“I’m trying to think of another American comedy that has this kind of vigor and springy step,” I said this morning during a breakfast interview with In The Loop director Armando Iannucci. “The overwhelming majority of American comedies are geared for guys like Turtle on Entourage, and they don’t have a fraction of the mental alertness, that special Preston Sturges-like quality, that In The Loop has.”


I forgot to snap a photo this morning of In The Loop director Armando Iannucci, but this is where we sat for breakfast at the Cooper Union hotel.

I also remarked that “if I was a major comedian — if I were a Jim Carrey or a Steve Martin — I would consider it vital to somehow work with you somewhere down the line. Sooner or later. There are just not that many people who know how to do this sort of thing, or even care to do this sort of thing well. The lines are just snap-snap-snap. Like Sullivan’s Travel or The Lady Eve.”

Seven months after enjoying an uproarious debut at the ’09 Sundance Film Festival, In The Loop — easily one of the sharpest and funniest potty-mouth comedies about governmental inanity and media mis-speak ever made — is finally about to open. IFC is doing one of their simultaneous indie-level theatrical and IFC On Demand preems on 7.24.

I posted my first Iannucci interview (including an mp3) on 1.13, when George Bush was still president. And now I’ve done another one.

With an invitational Manhattan screening-and-after-party of In The Loop set for this evening, I sat down this morning with Iannucci at the Cooper Square hotel.

In The Loop director-writer Armando Iannucci, costar James Gandolfini.

In The Loop costars Peter Capaldi, James Gandolfini, Tom Hollander, David Rashe, Gina McKee, Chris Addison, Anna Chulmsky and Mimi Kennedy. It’s basically about how the media can sometimes focus on a gaffe by an official or spokesperson and make it sound (via sheer repetition and obsession) to represent firm government policy concerning this or that major issue.

In The Loop‘s major issue is a potential military conflict involving U.S. and British troops — think Iraq in late ’02 and early ’03. The humor is about how various second- and third-tier government types in London and Washington try to dodge, maneuver and counter-spin their way around an essentially meaningless statement by a British cabinet minister that war is “unforeseeable.” Meaningless and yet strangely meaningful once the media gets hold of it. And the source of endless misery for many people.

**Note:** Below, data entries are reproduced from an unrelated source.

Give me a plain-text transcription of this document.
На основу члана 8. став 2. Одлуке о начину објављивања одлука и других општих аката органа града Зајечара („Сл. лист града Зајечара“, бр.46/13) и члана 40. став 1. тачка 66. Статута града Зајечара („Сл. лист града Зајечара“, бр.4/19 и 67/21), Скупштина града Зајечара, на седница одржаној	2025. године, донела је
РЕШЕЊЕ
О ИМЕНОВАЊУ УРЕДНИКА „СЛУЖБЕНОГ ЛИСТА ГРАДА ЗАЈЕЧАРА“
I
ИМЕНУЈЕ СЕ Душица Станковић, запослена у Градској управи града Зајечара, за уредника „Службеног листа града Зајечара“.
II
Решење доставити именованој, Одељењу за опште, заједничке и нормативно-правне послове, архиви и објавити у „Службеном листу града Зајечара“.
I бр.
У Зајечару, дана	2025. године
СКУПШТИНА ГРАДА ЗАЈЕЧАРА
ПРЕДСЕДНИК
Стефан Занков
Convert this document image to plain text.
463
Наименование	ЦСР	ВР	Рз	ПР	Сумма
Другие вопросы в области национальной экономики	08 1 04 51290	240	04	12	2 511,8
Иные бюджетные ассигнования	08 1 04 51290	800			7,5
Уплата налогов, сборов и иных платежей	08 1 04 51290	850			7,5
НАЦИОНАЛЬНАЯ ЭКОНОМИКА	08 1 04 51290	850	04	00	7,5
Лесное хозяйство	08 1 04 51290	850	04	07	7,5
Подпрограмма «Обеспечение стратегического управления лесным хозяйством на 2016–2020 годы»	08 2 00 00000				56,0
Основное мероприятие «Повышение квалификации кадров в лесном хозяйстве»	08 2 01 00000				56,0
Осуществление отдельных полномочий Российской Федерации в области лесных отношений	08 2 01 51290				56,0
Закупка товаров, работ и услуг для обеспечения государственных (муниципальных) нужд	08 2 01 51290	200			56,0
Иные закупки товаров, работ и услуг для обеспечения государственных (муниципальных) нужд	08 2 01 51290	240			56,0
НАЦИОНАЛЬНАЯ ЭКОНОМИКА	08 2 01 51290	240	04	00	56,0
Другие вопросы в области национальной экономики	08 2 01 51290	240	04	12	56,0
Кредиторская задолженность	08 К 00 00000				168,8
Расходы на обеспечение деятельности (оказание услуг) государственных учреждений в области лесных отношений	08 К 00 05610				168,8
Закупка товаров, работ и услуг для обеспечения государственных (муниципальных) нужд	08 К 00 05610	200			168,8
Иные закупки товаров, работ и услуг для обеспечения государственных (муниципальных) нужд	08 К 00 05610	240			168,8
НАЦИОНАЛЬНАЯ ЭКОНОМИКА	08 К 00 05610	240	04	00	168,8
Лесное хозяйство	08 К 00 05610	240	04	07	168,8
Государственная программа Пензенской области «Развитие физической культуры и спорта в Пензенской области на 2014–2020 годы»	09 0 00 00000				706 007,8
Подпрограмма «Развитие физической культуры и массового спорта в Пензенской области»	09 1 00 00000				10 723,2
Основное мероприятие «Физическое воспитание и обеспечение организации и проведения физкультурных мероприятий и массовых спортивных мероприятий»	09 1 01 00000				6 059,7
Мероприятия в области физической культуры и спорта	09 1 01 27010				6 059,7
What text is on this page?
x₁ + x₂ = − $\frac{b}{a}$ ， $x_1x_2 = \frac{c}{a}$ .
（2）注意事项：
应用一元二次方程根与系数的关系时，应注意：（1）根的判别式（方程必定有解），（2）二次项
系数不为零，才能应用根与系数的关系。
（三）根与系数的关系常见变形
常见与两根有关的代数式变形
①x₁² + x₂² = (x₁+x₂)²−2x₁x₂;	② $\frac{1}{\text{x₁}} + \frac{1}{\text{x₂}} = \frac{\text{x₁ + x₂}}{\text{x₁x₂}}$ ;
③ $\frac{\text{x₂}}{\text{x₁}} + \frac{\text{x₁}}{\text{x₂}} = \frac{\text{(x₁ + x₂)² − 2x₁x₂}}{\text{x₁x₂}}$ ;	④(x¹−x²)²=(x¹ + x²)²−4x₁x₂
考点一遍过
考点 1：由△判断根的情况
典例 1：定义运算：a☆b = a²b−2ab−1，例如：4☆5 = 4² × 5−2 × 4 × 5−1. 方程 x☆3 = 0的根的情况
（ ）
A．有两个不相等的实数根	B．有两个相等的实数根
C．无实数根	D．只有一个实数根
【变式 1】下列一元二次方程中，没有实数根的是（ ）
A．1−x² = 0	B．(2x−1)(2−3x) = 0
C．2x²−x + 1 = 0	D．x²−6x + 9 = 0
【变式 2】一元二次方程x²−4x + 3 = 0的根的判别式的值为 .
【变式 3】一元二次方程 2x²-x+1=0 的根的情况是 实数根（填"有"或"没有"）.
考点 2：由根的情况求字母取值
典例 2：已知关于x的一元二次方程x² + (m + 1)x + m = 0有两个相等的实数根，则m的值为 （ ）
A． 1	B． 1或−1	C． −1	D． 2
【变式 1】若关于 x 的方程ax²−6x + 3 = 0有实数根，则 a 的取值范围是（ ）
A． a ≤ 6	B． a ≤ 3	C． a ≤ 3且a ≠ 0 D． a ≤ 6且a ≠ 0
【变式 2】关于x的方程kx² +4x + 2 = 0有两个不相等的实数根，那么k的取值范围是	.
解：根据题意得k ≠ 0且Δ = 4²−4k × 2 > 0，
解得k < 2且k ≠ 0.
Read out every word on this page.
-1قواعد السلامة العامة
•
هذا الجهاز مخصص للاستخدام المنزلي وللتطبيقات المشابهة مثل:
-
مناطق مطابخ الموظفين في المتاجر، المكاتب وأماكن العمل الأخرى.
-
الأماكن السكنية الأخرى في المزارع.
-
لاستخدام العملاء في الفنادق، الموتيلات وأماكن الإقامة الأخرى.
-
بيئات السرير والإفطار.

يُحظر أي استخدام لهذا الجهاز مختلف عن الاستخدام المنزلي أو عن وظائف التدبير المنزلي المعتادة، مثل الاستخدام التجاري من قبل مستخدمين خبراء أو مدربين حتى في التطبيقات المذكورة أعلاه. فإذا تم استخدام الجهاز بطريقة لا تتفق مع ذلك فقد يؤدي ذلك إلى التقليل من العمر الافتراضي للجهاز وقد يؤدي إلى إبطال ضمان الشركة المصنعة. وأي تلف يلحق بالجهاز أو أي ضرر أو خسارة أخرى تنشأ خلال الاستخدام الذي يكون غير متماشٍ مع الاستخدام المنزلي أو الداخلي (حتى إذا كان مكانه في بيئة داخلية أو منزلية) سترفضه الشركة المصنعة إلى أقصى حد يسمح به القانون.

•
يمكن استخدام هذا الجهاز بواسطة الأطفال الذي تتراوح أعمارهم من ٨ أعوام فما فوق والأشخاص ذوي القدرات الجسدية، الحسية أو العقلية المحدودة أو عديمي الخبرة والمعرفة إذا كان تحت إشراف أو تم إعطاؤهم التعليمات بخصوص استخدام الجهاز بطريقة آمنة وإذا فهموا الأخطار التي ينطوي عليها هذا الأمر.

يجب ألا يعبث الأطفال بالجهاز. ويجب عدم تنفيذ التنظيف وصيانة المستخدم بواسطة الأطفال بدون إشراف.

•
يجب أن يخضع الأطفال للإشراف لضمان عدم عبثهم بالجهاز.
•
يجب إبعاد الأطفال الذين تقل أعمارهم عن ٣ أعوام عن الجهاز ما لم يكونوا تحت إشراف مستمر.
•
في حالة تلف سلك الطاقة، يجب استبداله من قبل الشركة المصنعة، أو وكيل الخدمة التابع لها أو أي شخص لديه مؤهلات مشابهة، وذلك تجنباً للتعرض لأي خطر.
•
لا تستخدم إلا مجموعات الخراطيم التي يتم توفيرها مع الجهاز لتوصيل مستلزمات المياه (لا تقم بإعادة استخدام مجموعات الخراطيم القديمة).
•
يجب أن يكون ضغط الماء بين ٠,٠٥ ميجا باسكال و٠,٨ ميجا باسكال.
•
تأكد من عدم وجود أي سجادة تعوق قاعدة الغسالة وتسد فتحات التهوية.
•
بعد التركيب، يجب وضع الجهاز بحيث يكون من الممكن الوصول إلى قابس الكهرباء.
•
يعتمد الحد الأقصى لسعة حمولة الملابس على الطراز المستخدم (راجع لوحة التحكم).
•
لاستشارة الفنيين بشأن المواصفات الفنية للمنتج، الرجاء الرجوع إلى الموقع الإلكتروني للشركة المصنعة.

“One of the most robust pleasures of In The Loop,” I said this morning, “is the wonderfully creative and liberal use of absolutely disgusting profanity. It’s really some of the funniest uses of it. Was every word of it pretty much scripted?”

“More or less, yeah,” Iannucci replied. “You do improvisation, but that’s just to loosen it up and make it feel more natural. But with Malcolm’s…with Malcolm’s swearing, it has to be so precisely done. He does it syllable for syllable, precisely as on the page.

“I’ve tried to describe that sense of absolute certainty that comes when you’re watching a comedy that is absolutely working,” I continued. “To get that feeling one of two things seem to have happened. One is that al the actors have gone to some kind of comedy boot camp and had it drilled into them that there’s a certain attitude that energy that they all need to absorb and radiate, because they’re all of a piece.”

I love how Iannucci, who is Scottish-British, says “Pentagen” rather than “Penta-gone.